J.D. Trout is a philosopher of science, cognitive scientist and author of the book, The Empathy Gap, Building Bridges to the Good Life and the Good Society. He defines empathy as the capacity to accurately understand the position of others—to feel that “this could happen to me.” Empathy, writes Trout, is a good thing. We like people who display it, and take its absence as a sign of pathology.
Trout lays out a case for enacting more effective policies in America by better utilizing people’s natural ability to empathize; an ability he says will always be with us. So, an empathy gap is that point when a situation exceeds our experience and we cannot relate to it.
Then as people of faith, we should remain acutely aware of the empathy gap. We should guard our hearts against it and teach our children about it. If we don’t, our limits on empathy will continue to negatively affect society with tragic results for others.
A new Kellogg School study finds that people fail to understand the consequences of the social trauma experienced by victims of bullying, teasing and ostracism. In these cases, the empathy gap can be devastating because it means victims often do not get the support, intervention or advocacy they need. "People have difficulty appreciating the full severity of social suffering unless they themselves experience it,” said study leader Loran Nordgren. “Only by having a heightened sense of empathy to victims’ true suffering can we begin to pave the way for reform and new policies.”
Phillip Parker’s family knows this suffering all too well. Their son was 14-years old—an 8th grader in Tennessee. Phillip had endured years of anti-gay bullying at school. Day after day he was teased, taunted and tormented. Despite his kind and outgoing personality, Phillip faded into the backdrop. He shrunk into a world of despair, the depths of which most will never know. He told his grandmother that it felt like he had a rock on his chest and he couldn’t breathe. Then, he took his own life. How do we make sense of the senseless?

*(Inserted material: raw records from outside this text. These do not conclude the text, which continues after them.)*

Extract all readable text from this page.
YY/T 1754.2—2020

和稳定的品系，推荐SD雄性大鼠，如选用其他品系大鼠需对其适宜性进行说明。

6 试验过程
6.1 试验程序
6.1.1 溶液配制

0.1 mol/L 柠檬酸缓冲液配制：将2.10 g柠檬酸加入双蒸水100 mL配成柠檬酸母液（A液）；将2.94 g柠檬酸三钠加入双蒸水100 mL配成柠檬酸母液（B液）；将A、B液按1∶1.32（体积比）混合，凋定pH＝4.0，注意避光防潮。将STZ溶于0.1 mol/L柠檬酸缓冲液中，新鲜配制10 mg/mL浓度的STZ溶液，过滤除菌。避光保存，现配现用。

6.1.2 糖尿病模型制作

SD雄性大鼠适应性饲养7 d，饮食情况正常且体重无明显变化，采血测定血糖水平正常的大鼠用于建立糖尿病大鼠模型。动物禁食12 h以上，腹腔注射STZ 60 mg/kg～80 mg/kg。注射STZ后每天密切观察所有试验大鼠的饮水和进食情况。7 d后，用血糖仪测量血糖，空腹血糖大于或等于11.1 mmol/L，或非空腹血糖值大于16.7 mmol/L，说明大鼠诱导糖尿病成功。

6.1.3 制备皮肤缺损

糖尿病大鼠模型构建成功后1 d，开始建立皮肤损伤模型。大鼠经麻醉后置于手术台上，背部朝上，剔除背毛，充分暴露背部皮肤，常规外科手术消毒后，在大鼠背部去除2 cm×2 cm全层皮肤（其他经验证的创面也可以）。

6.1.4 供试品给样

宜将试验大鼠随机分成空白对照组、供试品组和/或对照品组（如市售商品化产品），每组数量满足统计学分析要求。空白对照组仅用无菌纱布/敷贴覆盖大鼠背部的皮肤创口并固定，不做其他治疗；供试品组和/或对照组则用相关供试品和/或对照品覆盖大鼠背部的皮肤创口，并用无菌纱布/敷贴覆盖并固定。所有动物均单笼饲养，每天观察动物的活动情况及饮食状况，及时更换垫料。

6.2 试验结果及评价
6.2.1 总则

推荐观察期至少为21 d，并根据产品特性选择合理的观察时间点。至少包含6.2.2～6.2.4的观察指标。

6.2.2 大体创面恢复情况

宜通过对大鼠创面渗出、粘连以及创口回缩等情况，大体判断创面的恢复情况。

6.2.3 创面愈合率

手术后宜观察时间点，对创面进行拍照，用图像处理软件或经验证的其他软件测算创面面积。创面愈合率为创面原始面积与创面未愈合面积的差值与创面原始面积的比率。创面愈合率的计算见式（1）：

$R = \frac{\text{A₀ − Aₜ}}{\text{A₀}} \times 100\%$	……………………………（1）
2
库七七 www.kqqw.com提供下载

'Empathy gap' is also blamed for the prevalent use of torture by some governments; is a recognized cause for large disparencies in social classes; and often a barrier to be addressed in United Methodist efforts to change the world through global initiatives like Africa University and ‘Imagine No Malaria’. Why should people understand and respond to needs half a world away?
Empathy is the foundation of the Golden Rule--“Do unto others, as you would have them do unto you." Although the word "empathy" never appears in the Bible, its healing characteristics are in page after page. Jesus himself showed empathy towards people time and time again. It’s why he healed the sick and raised the dead. Faith teaches us that we are flawed human beings; flawed when we treat each other poorly and broken when we can’t step into another person’s shoes and feel compassion.
Empathy is the key that unlocks the door to humanity. It can literally change the world. And where there is an empathy gap, we must use love and courage to bridge it.